Outside the stadium, there were booths selling UFV merchandise from the bookstore, flowers from Simply Flowers, and framing for degrees and graduation photos for the new alumni. Wine and refreshments were served while families waited for graduates, listening to pop music coming from the CIVL radio tent.

Grads took photos outside in front of large green canvases with UFV branding, looking through empty picture frames and posing for the camera. At an English department table, English grads collected humorous horoscopes predicting their lives ahead of them. (“You will be a consumer of trade paperbacks,” read one.)

Photo Credit University of the Fraser Valley : Flickr

UFV president Mark Evered stands on stage, ready to shake the hand of every grad over four convocation ceremonies.

What happens now?

As alumni, UFV grads have perks like discounted tickets, access to Alumni Association events, and discounted travel and hotel rates. Former manager of alumni engagement Nancy Armitage, now working for BCIT’s alumni department, says it is to keep lines of communication open so grads can donate if they choose to.

“The university wants to provide an opportunity for alumni to give back, should they wish,” she says.

However, Armitage says alumni are less focused on donating to UFV as an institution, and more interested in helping students.

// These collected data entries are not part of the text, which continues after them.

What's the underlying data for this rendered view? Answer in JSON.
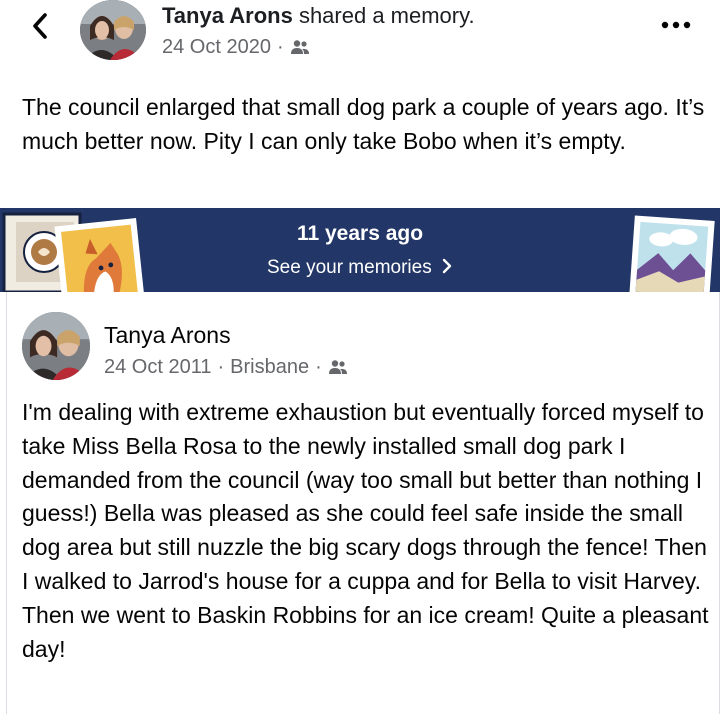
{
  "header": {
    "author": "Tanya Arons",
    "action": "shared a memory.",
    "date": "24 Oct 2020",
    "separator": "·"
  },
  "top_post": {
    "text": "The council enlarged that small dog park a couple of years ago.  It’s much better now.  Pity I can only take Bobo when it’s empty."
  },
  "memory_banner": {
    "title": "11 years ago",
    "link": "See your memories",
    "bg_color": "#223767"
  },
  "memory_post": {
    "author": "Tanya Arons",
    "date": "24 Oct 2011",
    "location": "Brisbane",
    "separator": "·",
    "text": "I'm dealing with extreme exhaustion but eventually forced myself to take Miss Bella Rosa to the newly installed small dog park I demanded from the council  (way too small but better than nothing I guess!)  Bella was pleased as she could feel safe inside the small dog area but still nuzzle the big scary dogs through the fence!  Then I walked to Jarrod's house for a cuppa and for Bella to visit Harvey.  Then we went to Baskin Robbins for an ice cream!  Quite a pleasant day!"
  },
  "icons": {
    "back": "chevron-left-icon",
    "more": "more-dots-icon",
    "audience": "friends-icon",
    "chevron": "chevron-right-icon"
  },
  "colors": {
    "meta_text": "#65676b",
    "body_text": "#050505"
  }
}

“It is at the bursary level now, and that’s what alumni expressed an interest in giving back to. Through surveys, through stakeholders meetings, the message is very clear that alumni want to help students,” she says.

But with 50 per cent of bachelor’s degree grads taking out loans (as of 2009/2010), it may become difficult for some alumni to donate, even after they find work.

Geography graduate Kalei Swanson, for example, says she would be willing to donate — provided she can find employment after graduation.

“If I find a career and am making money, sure,” she says with regards to donating back to the university.

Looking back

As far as education goes, Swanson says her time at UFV was well spent. However, she says she wishes she were more involved in the campus community at the beginning.

“I would have liked to join clubs sooner,” she says. “I joined them in my last year or two, but sooner would have been nicer.”

Another geography graduate, Barb Mitchell, who is headed for the teacher education program at UFV, advises first-year students to take their time in choosing a major and make sure it aligns with their interests.

“Do something you’re passionate about,” she says. “Take some classes and see what you love, because I think everyone gravitates towards certain things that they hear about and it doesn’t measure up all the time.”

Photo Credit University of the Fraser Valley : Flickr

UFV chancellor Gwen Point performed the opening speech for each convocation ceremony.